The annual survey, which examined 1000 employers and 1300 employees across the region, found 44 per cent of new hires are considered “not good” by their employers. It also indicated that the ongoing skills shortage and a competitive employment market had left businesses under pressure to employ staff and making poor hiring decisions.
Hudson ICT national practice director, Martin Retschko, said businesses must look to change their recruitment processes to accommodate current market conditions, defined by low levels of unemployment and an increasingly mobile workforce.
“The current employment landscape is complex and there is increasing pressure on organisations to both find the right people to fill particular roles and improve the overall quality of new hires,” Retschko said in a statement.
“Businesses are clearly failing to make the right decisions with nearly half of new employees considered ‘not good’.
“The potential impact of this is huge. The cost of a bad hire can be enormous, not just to productivity but also to employee engagement, staff morale, and wasted resources and investment throughout the recruitment process.

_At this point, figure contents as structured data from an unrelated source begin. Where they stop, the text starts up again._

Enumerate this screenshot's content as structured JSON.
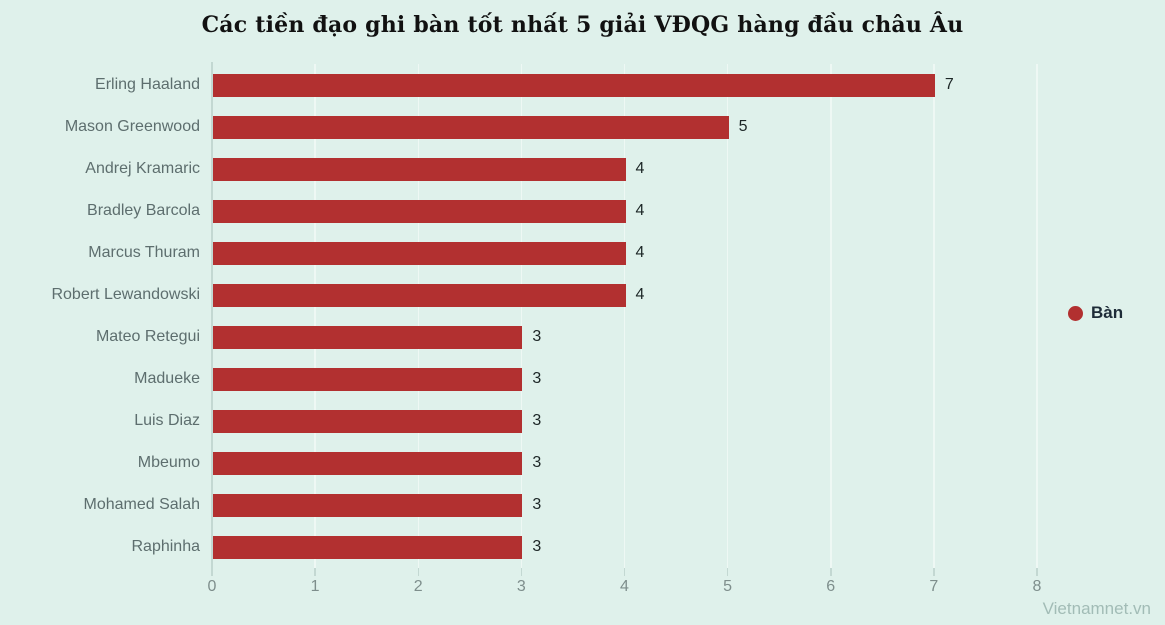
{
  "watermark": "Vietnamnet.vn",
  "colors": {
    "background": "#dff1eb",
    "bar": "#b23030",
    "title_text": "#111111",
    "category_label": "#5d6e6e",
    "axis_label": "#7e8e8c",
    "value_label": "#1c2626",
    "legend_text": "#1e2c38",
    "axis_line": "#c3d8d2",
    "gridline": "#eef8f4",
    "watermark_text": "#a2bcb6"
  },
  "chart_data": {
    "type": "bar",
    "orientation": "horizontal",
    "title": "Các tiền đạo ghi bàn tốt nhất 5 giải VĐQG hàng đầu châu Âu",
    "categories": [
      "Erling Haaland",
      "Mason Greenwood",
      "Andrej Kramaric",
      "Bradley Barcola",
      "Marcus Thuram",
      "Robert Lewandowski",
      "Mateo Retegui",
      "Madueke",
      "Luis Diaz",
      "Mbeumo",
      "Mohamed Salah",
      "Raphinha"
    ],
    "series": [
      {
        "name": "Bàn",
        "values": [
          7,
          5,
          4,
          4,
          4,
          4,
          3,
          3,
          3,
          3,
          3,
          3
        ]
      }
    ],
    "value_labels": true,
    "xlabel": "",
    "ylabel": "",
    "xlim": [
      0,
      8
    ],
    "x_ticks": [
      0,
      1,
      2,
      3,
      4,
      5,
      6,
      7,
      8
    ],
    "grid": "vertical",
    "legend_position": "right"
  }
}
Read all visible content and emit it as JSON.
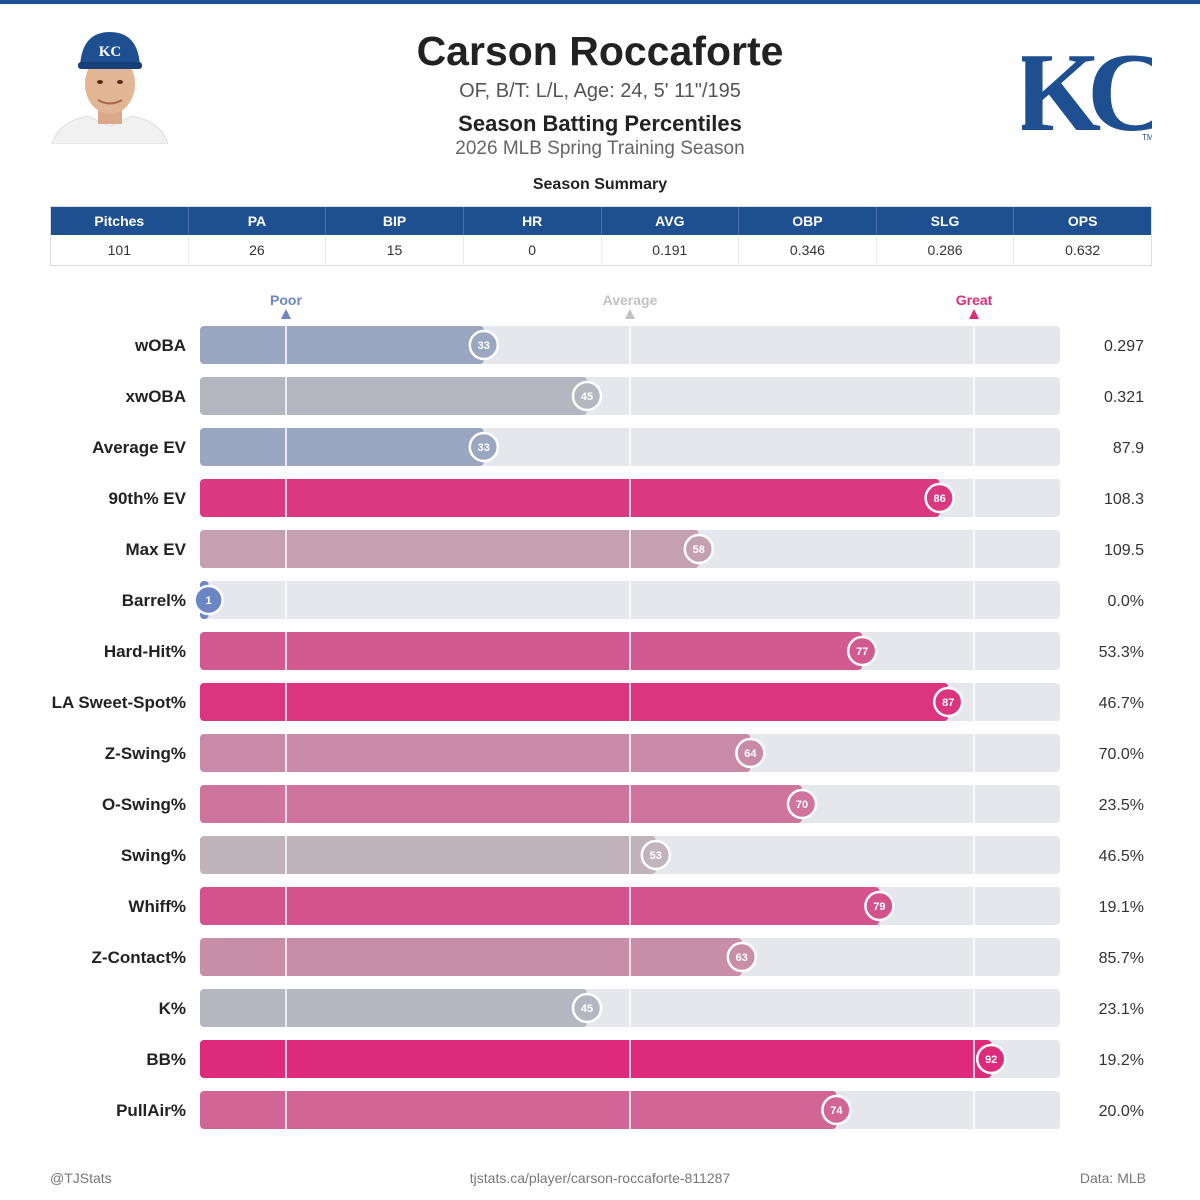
{
  "header": {
    "name": "Carson Roccaforte",
    "bio": "OF, B/T: L/L, Age: 24, 5' 11\"/195",
    "subtitle": "Season Batting Percentiles",
    "season": "2026 MLB Spring Training Season",
    "logo_text": "KC",
    "logo_tm": "TM"
  },
  "summary": {
    "title": "Season Summary",
    "columns": [
      "Pitches",
      "PA",
      "BIP",
      "HR",
      "AVG",
      "OBP",
      "SLG",
      "OPS"
    ],
    "values": [
      "101",
      "26",
      "15",
      "0",
      "0.191",
      "0.346",
      "0.286",
      "0.632"
    ]
  },
  "chart_data": {
    "type": "bar",
    "orientation": "horizontal",
    "xlim": [
      0,
      100
    ],
    "reference_markers": [
      {
        "label": "Poor",
        "value": 10,
        "color": "#6b86c4"
      },
      {
        "label": "Average",
        "value": 50,
        "color": "#c2c2c2"
      },
      {
        "label": "Great",
        "value": 90,
        "color": "#dd2a7b"
      }
    ],
    "categories": [
      "wOBA",
      "xwOBA",
      "Average EV",
      "90th% EV",
      "Max EV",
      "Barrel%",
      "Hard-Hit%",
      "LA Sweet-Spot%",
      "Z-Swing%",
      "O-Swing%",
      "Swing%",
      "Whiff%",
      "Z-Contact%",
      "K%",
      "BB%",
      "PullAir%"
    ],
    "percentiles": [
      33,
      45,
      33,
      86,
      58,
      1,
      77,
      87,
      64,
      70,
      53,
      79,
      63,
      45,
      92,
      74
    ],
    "stat_values": [
      "0.297",
      "0.321",
      "87.9",
      "108.3",
      "109.5",
      "0.0%",
      "53.3%",
      "46.7%",
      "70.0%",
      "23.5%",
      "46.5%",
      "19.1%",
      "85.7%",
      "23.1%",
      "19.2%",
      "20.0%"
    ],
    "colors": {
      "poor": "#6b86c4",
      "average": "#bebebe",
      "great": "#dd2a7b",
      "track": "#e6e7ed"
    }
  },
  "footer": {
    "left": "@TJStats",
    "center": "tjstats.ca/player/carson-roccaforte-811287",
    "right": "Data: MLB"
  }
}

"There remains far too little focus on investing in the right process to ensure a new hire is right for an organisation and a specific role.”
The skills shortage continued to impact on employers, Retschko said, with 63 per cent of employers reporting they and their employees are under constant pressure and under-resourced. However, less than half of the employers surveyed indicated they had enough applicants to fill the roles they needed to.
According to Retschko, relief from the skills shortage is not in sight with a “restless and mobile” workforce exacerbating the issue.
“People across all professions are now increasingly confident they can move, with six in 10 employees seeking a new job and over 81 per cent saying they plan to leave their current role within the next two years,” he said.
“These figures are very high and potentially, employers could begin to lose talent faster than they can hire.”
Retschko advised employers to revise their hiring strategy in order to improve the quality of new hires, and cited a need to evaluate a potential employees’ attitude and motivation as well as how they fit culturally into the business.
When measures are taken to examine motivation or culture in the hiring process, Retschko said 91 per cent of hires were regarded as “excellent or good”.
However, the survey reported only six per cent of employers evaluated a candidate’s ‘want to’ or motivation and potential fit for the role, with the majority focusing on the ‘know how’ or traditional methods which include reference checking (90 per cent), background interviews (74 per cent) and resume screening (71 per cent).